But I’ve made references to it over the years, and I guess some people are curious to know what the book would have been like. So now, in honor of the site’s 20th anniversary, I’m going to share with you some of the book I never wrote.
So here goes. The book had six chapters:
Chapter 1: Toward an Unnecessary Theory of Muppet Sexuality
Chapter 2: Oral History
Chapter 3: Home Makers
Chapter 4: That Gay Romance
Chapter 5: Something Better
Chapter 6: The P-Word
I’m going to give you a big chunk of the first chapter, and then some excerpts from the following chapters.
Chapter 1: Toward an Unnecessary Theory of Muppet Sexuality
This book is, to some extent, an argument about inclusion. Queer people are constantly facing conflicts of inclusion and exclusion, everywhere we go — in our families, schools, jobs, and communities. We look for ways to be visible, and are constantly pressured to be invisible. This is true within the Muppet fan community as it is everywhere. Heterosexual identification is considered fair game for discussion, but sometimes, queer identification is derided as “reading too much into things.” Muppets are regarded as “innocent” — a utopian pre-sexual childhood state in which sexuality does not exist. In this pure world, mothers and fathers and hetero lovers exist — Gordon and Susan, Kermit and Miss Piggy — but love between two men or two women is an unwelcome adult intrusion. This view posits a perfect Edenic world in which queer people simply do not exist.

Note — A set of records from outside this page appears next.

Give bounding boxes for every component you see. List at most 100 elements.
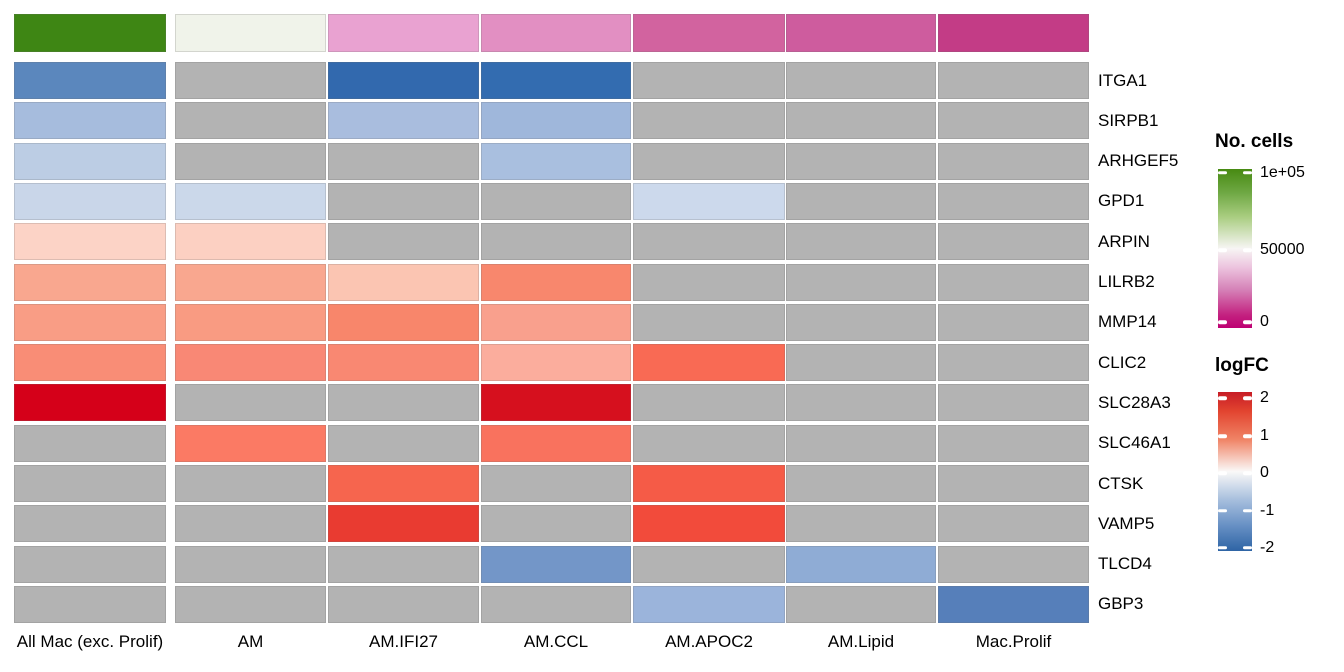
heatmap-cell (328, 585, 479, 623)
legend-tick-mark (1218, 248, 1227, 252)
row-label: MMP14 (1098, 312, 1157, 332)
heatmap-cell (786, 545, 936, 583)
legend-tick-mark (1218, 170, 1227, 175)
heatmap-cell (481, 465, 631, 502)
heatmap-cell (633, 344, 785, 382)
legend-tick-mark (1243, 248, 1252, 252)
row-label: GPD1 (1098, 191, 1145, 211)
heatmap-cell (786, 102, 936, 140)
heatmap-cell (633, 102, 785, 140)
heatmap-cell (633, 263, 785, 301)
annotation-cell (633, 14, 785, 52)
legend-tick-mark (1218, 434, 1227, 438)
row-label: SIRPB1 (1098, 110, 1159, 130)
legend-tick-mark (1218, 508, 1227, 513)
heatmap-cell (633, 424, 785, 462)
legend-tick-label: -1 (1260, 501, 1275, 519)
heatmap-cell (328, 263, 479, 301)
heatmap-cell (938, 344, 1089, 382)
annotation-cell (938, 14, 1089, 52)
heatmap-cell (633, 465, 785, 502)
heatmap-cell (175, 223, 326, 261)
legend-tick-label: 0 (1260, 464, 1269, 481)
heatmap-cell (786, 465, 936, 502)
heatmap-cell (786, 182, 936, 220)
heatmap-cell (786, 142, 936, 180)
heatmap-cell (938, 182, 1089, 220)
heatmap-cell (633, 505, 785, 543)
heatmap-cell (14, 303, 166, 341)
heatmap-cell (14, 424, 166, 462)
heatmap-cell (14, 182, 166, 220)
heatmap-cell (14, 223, 166, 261)
row-label: SLC46A1 (1098, 433, 1171, 453)
heatmap-cell (175, 585, 326, 623)
row-label: ARHGEF5 (1098, 151, 1179, 171)
heatmap-cell (328, 344, 479, 382)
heatmap-cell (481, 344, 631, 382)
legend-tick-mark (1218, 396, 1227, 400)
row-label: CLIC2 (1098, 352, 1147, 372)
heatmap-cell (175, 384, 326, 422)
row-label: CTSK (1098, 473, 1144, 493)
heatmap-cell (633, 585, 785, 623)
legend-tick-mark (1218, 471, 1227, 475)
annotation-cell (481, 14, 631, 52)
heatmap-cell (481, 142, 631, 180)
annotation-cell (328, 14, 479, 52)
heatmap-cell (481, 263, 631, 301)
heatmap-cell (633, 62, 785, 99)
heatmap-cell (14, 102, 166, 140)
legend-tick-mark (1243, 434, 1252, 438)
heatmap-cell (328, 142, 479, 180)
heatmap-cell (481, 384, 631, 422)
heatmap-cell (175, 303, 326, 341)
heatmap-cell (938, 142, 1089, 180)
heatmap-cell (481, 424, 631, 462)
annotation-cell (14, 14, 166, 52)
heatmap-cell (786, 223, 936, 261)
heatmap-cell (938, 424, 1089, 462)
heatmap-cell (328, 102, 479, 140)
row-label: ITGA1 (1098, 70, 1148, 90)
heatmap-cell (328, 545, 479, 583)
heatmap-cell (328, 62, 479, 99)
annotation-cell (786, 14, 936, 52)
legend-tick-mark (1218, 545, 1227, 550)
legend-tick-label: 1e+05 (1260, 163, 1305, 181)
heatmap-cell (175, 142, 326, 180)
heatmap-cell (633, 142, 785, 180)
heatmap-cell (633, 223, 785, 261)
heatmap-cell (175, 62, 326, 99)
legend-no-cells-title: No. cells (1215, 131, 1294, 152)
heatmap-cell (14, 505, 166, 543)
heatmap-cell (175, 182, 326, 220)
heatmap-cell (786, 585, 936, 623)
column-label: All Mac (exc. Prolif) (16, 632, 164, 651)
row-label: TLCD4 (1098, 554, 1152, 574)
heatmap-cell (481, 182, 631, 220)
legend-logfc-title: logFC (1215, 355, 1269, 376)
heatmap-cell (786, 344, 936, 382)
heatmap-cell (938, 384, 1089, 422)
heatmap-cell (938, 102, 1089, 140)
legend-tick-label: 1 (1260, 427, 1269, 444)
heatmap-cell (14, 585, 166, 623)
legend-tick-mark (1243, 508, 1252, 513)
heatmap-cell (633, 182, 785, 220)
heatmap-cell (175, 344, 326, 382)
heatmap-cell (14, 263, 166, 301)
heatmap-cell (481, 223, 631, 261)
legend-logfc-gradient-bar: 2 1 0 -1 -2 (1218, 389, 1274, 556)
heatmap-cell (328, 303, 479, 341)
row-label: LILRB2 (1098, 272, 1155, 291)
heatmap-cell (938, 545, 1089, 583)
legend-tick-label: 50000 (1260, 241, 1305, 258)
legend-tick-mark (1243, 170, 1252, 175)
column-label: AM.Lipid (827, 632, 895, 651)
column-label: AM.CCL (523, 632, 589, 651)
heatmap-cell (786, 424, 936, 462)
heatmap-cell (786, 303, 936, 341)
legend-no-cells-gradient-bar: 1e+05 50000 0 (1218, 164, 1305, 330)
heatmap-cell (786, 263, 936, 301)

It bears some relationship to the utopian future of Gene Roddenberry’s Star Trek in which racial conflicts have been “solved,” and people of all nations and races work alongside each other in harmony. Like Star Trek, Sesame Street and The Muppet Show create fictional worlds in which people of all races and species live together happily. But the Star Trek future has also apparently “solved” the problem of homophobic conflict — by eliminating all the queer people. Does Sesame Street do the same thing, by looking back to a nostalgic childhood past? Is it possible that we can only be happy and carefree in a world where there are no queer people?
My argument, obviously, is to resist that view, which is exclusionary and fundamentally incorrect. There are simply too many queer people who love the Muppets; there must be something here that appeals to us, and it’s not a regressive fantasy of self-extermination. This argument rests on one essential truth: To love something that despises you is soul-killing. This project seeks to look closely at what I find in the Muppets — to try to put my finger on that elusive queer appeal — and to inspire other queer Muppet fans to look at how they find themselves and their stories reflected in the Muppets.

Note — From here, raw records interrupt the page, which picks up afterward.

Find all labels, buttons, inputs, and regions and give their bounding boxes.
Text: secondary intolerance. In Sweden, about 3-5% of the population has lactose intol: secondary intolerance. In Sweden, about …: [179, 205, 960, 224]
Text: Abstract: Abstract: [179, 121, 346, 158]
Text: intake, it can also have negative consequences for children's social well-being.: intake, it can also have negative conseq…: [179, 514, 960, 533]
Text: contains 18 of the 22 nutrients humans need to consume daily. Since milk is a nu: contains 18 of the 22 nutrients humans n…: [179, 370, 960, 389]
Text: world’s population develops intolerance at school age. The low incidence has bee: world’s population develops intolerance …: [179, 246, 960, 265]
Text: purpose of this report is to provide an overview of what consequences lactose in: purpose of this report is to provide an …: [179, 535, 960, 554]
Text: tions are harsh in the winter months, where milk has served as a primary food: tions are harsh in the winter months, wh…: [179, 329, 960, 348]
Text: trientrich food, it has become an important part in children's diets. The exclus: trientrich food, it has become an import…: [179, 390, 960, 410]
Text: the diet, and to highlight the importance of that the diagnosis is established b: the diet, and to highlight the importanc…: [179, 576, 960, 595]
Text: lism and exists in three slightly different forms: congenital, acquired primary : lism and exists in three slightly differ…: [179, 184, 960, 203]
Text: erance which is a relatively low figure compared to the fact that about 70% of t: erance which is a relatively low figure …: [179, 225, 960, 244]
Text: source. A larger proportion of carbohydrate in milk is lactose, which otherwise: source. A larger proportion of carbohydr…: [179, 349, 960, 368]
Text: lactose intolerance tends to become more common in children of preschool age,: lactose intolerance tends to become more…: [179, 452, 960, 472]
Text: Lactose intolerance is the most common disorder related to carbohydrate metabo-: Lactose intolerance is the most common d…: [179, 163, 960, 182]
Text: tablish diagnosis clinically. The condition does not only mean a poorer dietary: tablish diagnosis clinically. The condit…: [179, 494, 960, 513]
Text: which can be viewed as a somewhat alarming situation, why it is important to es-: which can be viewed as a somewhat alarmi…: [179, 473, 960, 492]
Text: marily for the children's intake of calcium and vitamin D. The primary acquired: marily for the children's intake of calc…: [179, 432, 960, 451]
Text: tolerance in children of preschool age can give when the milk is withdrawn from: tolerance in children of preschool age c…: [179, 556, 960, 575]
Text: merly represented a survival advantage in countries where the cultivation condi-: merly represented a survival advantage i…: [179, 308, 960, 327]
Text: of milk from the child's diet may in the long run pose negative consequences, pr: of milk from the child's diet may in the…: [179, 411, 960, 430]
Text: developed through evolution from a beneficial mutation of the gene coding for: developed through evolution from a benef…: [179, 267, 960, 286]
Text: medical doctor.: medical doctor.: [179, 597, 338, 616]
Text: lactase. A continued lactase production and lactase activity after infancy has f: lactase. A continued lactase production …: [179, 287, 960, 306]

And now let’s get things started. I’ve had conversations with Muppet fans about queer readings of the Muppets for years, and there are three persistent counter-arguments that come up again and again. The first argument is that Muppets are puppets; they don’t have sexual organs and therefore don’t have sexuality. They’re sexual innocents, living in a pure childhood state of pre-sexuality. If that fails, the second argument is that Every Muppet is heterosexual; opposite-sex couples can be in love, but same-sex couples are just friends. Finally, when things get really grim, the last argument is that Jim Henson and company didn’t mean it that way; you’re reading things into it that they didn’t intend. These are valid points that need to be addressed.

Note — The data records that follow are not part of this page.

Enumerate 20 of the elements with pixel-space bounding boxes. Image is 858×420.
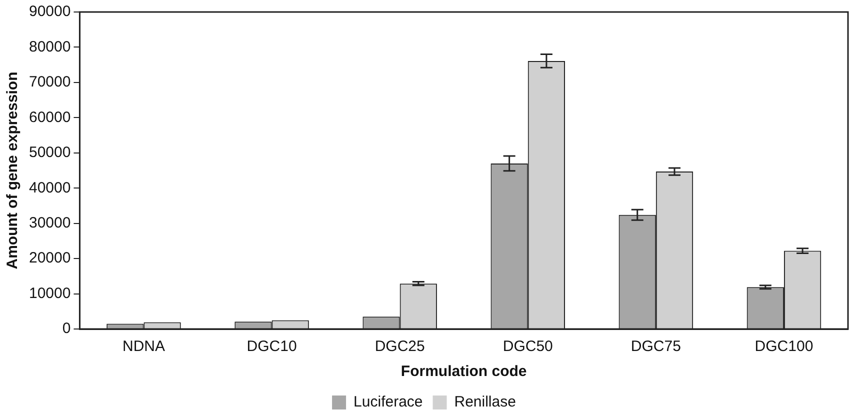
x-tick-label: DGC75 xyxy=(630,338,681,356)
y-tick-label: 20000 xyxy=(28,250,71,267)
x-axis-title: Formulation code xyxy=(400,363,527,380)
x-tick-label: DGC50 xyxy=(502,338,553,356)
y-tick-label: 30000 xyxy=(28,214,71,232)
legend-label: Luciferace xyxy=(354,394,423,411)
y-tick-label: 10000 xyxy=(28,284,71,302)
x-tick-label: DGC100 xyxy=(754,338,814,356)
x-tick-label: DGC10 xyxy=(246,338,297,356)
y-axis-title: Amount of gene expression xyxy=(4,72,22,270)
y-tick-label: 0 xyxy=(62,320,71,338)
y-tick-label: 70000 xyxy=(28,74,71,91)
y-tick-label: 60000 xyxy=(28,108,71,126)
x-tick-label: NDNA xyxy=(122,338,165,356)
y-tick-label: 80000 xyxy=(28,38,71,56)
y-tick-label: 40000 xyxy=(28,179,71,196)
legend-label: Renillase xyxy=(454,394,516,411)
y-tick-label: 90000 xyxy=(28,3,71,20)
x-tick-label: DGC25 xyxy=(374,338,425,356)
y-tick-label: 50000 xyxy=(28,144,71,162)
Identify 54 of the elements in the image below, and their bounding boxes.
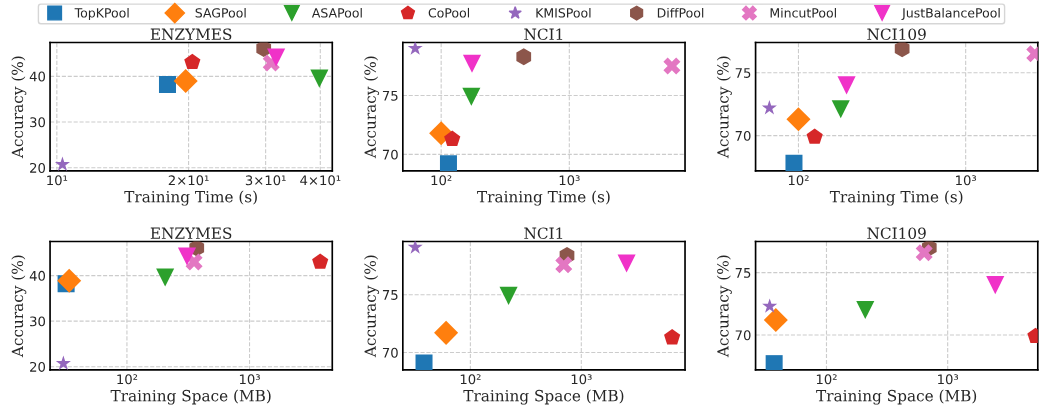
chart-title: NCI1 xyxy=(524,227,563,239)
x-tick-label: 10³ xyxy=(956,175,977,186)
y-tick-label: 30 xyxy=(30,117,46,128)
x-tick-label: 10³ xyxy=(938,374,959,385)
legend-label: CoPool xyxy=(428,7,470,18)
x-tick-label: 3×10¹ xyxy=(245,175,286,186)
x-tick-label: 10² xyxy=(431,175,452,186)
legend-label: DiffPool xyxy=(657,7,704,18)
x-tick-label: 10² xyxy=(460,374,481,385)
chart-title: NCI1 xyxy=(524,28,563,40)
y-axis-title: Accuracy (%) xyxy=(364,56,380,159)
x-axis-title: Training Time (s) xyxy=(829,190,963,206)
y-tick-label: 40 xyxy=(29,270,46,281)
x-tick-label: 10¹ xyxy=(47,175,68,186)
x-axis-title: Training Time (s) xyxy=(124,190,257,206)
chart-title: ENZYMES xyxy=(150,28,232,40)
y-axis-title: Accuracy (%) xyxy=(11,56,27,159)
chart-title: NCI109 xyxy=(867,28,926,40)
y-tick-label: 40 xyxy=(29,71,46,82)
y-tick-label: 70 xyxy=(735,130,751,141)
x-tick-label: 10³ xyxy=(571,374,592,385)
legend-label: ASAPool xyxy=(311,7,362,18)
legend-label: JustBalancePool xyxy=(901,7,1000,20)
x-tick-label: 10² xyxy=(788,175,809,186)
x-axis-title: Training Space (MB) xyxy=(463,389,624,405)
legend-label: KMISPool xyxy=(536,7,591,18)
y-tick-label: 70 xyxy=(735,330,751,341)
chart-title: NCI109 xyxy=(867,227,926,239)
y-tick-label: 75 xyxy=(735,68,751,78)
x-tick-label: 10² xyxy=(816,374,837,385)
x-tick-label: 2×10¹ xyxy=(168,175,209,186)
y-tick-label: 75 xyxy=(735,268,751,278)
x-tick-label: 10³ xyxy=(559,175,580,186)
legend-label: SAGPool xyxy=(195,7,246,18)
x-tick-label: 10² xyxy=(117,374,138,385)
y-tick-label: 20 xyxy=(30,361,46,372)
y-axis-title: Accuracy (%) xyxy=(364,255,380,358)
chart-title: ENZYMES xyxy=(150,227,232,239)
y-tick-label: 70 xyxy=(382,149,398,160)
y-axis-title: Accuracy (%) xyxy=(716,255,732,358)
x-axis-title: Training Time (s) xyxy=(477,190,610,206)
y-tick-label: 30 xyxy=(30,316,46,327)
y-axis-title: Accuracy (%) xyxy=(11,255,27,358)
y-axis-title: Accuracy (%) xyxy=(716,56,732,159)
x-axis-title: Training Space (MB) xyxy=(816,389,977,405)
y-tick-label: 20 xyxy=(30,162,46,173)
x-tick-label: 10³ xyxy=(239,374,260,385)
legend-label: TopKPool xyxy=(74,7,129,21)
x-axis-title: Training Space (MB) xyxy=(110,389,271,405)
y-tick-label: 70 xyxy=(382,347,398,358)
legend-label: MincutPool xyxy=(770,7,836,18)
x-tick-label: 4×10¹ xyxy=(300,175,341,186)
y-tick-label: 75 xyxy=(382,90,398,101)
y-tick-label: 75 xyxy=(382,290,398,300)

To begin with, love and sex do exist in the Muppet world. Muppet fans and the general audience often speculate about love relationships between Muppet characters, with the obvious example being Kermit the Frog and Miss Piggy.
The boundaries of Kermit and Piggy’s relationship are always being explored, and I could argue that one of the main pleasures audience members get from the relationship is the amusing uncertainty of not being able to pin down exactly what that relationship is. Are they dating? Are they married? Do they have sex? Will there ever be bouncing baby figs?
The 1984 film The Muppets Take Manhattan ends with Kermit and Miss Piggy being married on stage during a Broadway show. In the promotional tour for the movie, multiple interviewers asked the characters if Kermit and Piggy are married in “real life” as well as in the movie, with Piggy asserting that they were, and Kermit denying it. The way that the couple discussed their “private lives” was so engaging and fascinating that it set the tone for future appearances well into the next decade, with interviewers Larry King (1993), Regis Philbin (1996) and Jay Leno (1996) still grilling the imaginary couple for details of their domestic life.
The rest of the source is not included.